Driverless car trials begin in the UK

Driverless car trials begin in the UK

The first trials of driverless cars have begun in the UK, with the vehicles setting off in the Royal Borough of Greenwich.

The government announced towards the end of 2014 that trials of the self-driving cars would begin in early 2015, with Bristol, Milton Keynes, Coventry and London (Greenwich) selected as the test cities. On Wednesday 11 February the trials started, with the government keen to make the UK a hub for the new technology in the coming years.

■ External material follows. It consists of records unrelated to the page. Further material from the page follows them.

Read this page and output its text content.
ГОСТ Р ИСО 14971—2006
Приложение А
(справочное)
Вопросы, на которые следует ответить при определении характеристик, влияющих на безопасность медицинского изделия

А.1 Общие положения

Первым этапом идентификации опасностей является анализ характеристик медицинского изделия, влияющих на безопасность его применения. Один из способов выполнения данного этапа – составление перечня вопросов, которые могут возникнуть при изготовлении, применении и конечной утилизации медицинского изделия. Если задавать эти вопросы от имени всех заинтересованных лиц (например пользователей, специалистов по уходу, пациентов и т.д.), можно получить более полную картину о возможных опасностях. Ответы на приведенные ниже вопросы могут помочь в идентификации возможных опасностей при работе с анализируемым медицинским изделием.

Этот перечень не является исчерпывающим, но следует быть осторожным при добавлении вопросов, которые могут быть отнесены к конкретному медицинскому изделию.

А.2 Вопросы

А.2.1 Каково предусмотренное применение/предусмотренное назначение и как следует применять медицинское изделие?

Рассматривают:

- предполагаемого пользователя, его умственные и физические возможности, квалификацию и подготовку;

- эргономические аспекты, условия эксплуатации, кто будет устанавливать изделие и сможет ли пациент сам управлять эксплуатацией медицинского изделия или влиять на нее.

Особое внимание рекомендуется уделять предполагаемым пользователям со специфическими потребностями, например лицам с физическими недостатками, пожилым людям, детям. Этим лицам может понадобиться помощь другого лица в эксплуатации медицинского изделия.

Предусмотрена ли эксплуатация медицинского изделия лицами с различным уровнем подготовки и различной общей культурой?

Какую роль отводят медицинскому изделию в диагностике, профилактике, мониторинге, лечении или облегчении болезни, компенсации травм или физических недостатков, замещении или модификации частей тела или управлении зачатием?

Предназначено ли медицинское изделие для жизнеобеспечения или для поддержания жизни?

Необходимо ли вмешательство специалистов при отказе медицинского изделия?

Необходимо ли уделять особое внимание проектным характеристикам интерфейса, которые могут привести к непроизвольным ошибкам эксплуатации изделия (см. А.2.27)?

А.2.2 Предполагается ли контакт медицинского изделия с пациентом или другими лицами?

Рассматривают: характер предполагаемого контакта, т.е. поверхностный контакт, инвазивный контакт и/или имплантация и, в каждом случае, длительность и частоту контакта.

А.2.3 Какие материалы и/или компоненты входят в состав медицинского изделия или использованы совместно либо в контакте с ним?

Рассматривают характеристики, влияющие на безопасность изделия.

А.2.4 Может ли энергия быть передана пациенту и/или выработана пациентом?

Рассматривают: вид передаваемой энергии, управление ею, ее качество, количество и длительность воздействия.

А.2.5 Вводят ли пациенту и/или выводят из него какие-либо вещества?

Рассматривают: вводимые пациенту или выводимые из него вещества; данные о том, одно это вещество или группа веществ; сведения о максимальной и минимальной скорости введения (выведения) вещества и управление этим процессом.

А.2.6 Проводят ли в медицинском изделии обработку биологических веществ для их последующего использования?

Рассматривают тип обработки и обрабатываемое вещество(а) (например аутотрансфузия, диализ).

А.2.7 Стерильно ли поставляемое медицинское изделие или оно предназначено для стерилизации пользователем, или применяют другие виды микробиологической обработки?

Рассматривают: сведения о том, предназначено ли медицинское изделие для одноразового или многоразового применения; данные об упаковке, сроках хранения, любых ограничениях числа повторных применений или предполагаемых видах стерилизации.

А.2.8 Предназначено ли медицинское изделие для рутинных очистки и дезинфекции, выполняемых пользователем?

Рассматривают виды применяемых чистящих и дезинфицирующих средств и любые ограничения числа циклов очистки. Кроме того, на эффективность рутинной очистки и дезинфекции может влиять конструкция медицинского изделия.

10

Concerns have surrounded the vast legislative and infrastructure changes that will be required to make this vision a reality. For car dealers and car mechanics, one such implication could be the way it alters their motor trade insurance; in particular, their road risks insurance policy could need updating to provide cover when they are behind the wheel - even if they are not touching it - of a driverless car.

As trials get underway, the government has promised a full review of current legislation by the summer of 2017.

Meanwhile, Transport Minister Claire Perry said: “Driverless cars are the future. I want the UK to be open-minded and embrace a technology that could transform our roads and open up a brand new route for global investment.”

The trials, which will cost around £19 million, will aim to "address the technical, societal and legal barriers to automated vehicles and create a world class, technology-agnostic testing environment to help deliver the future of urban mobility", the project's leader Dr Nick Reed confirmed.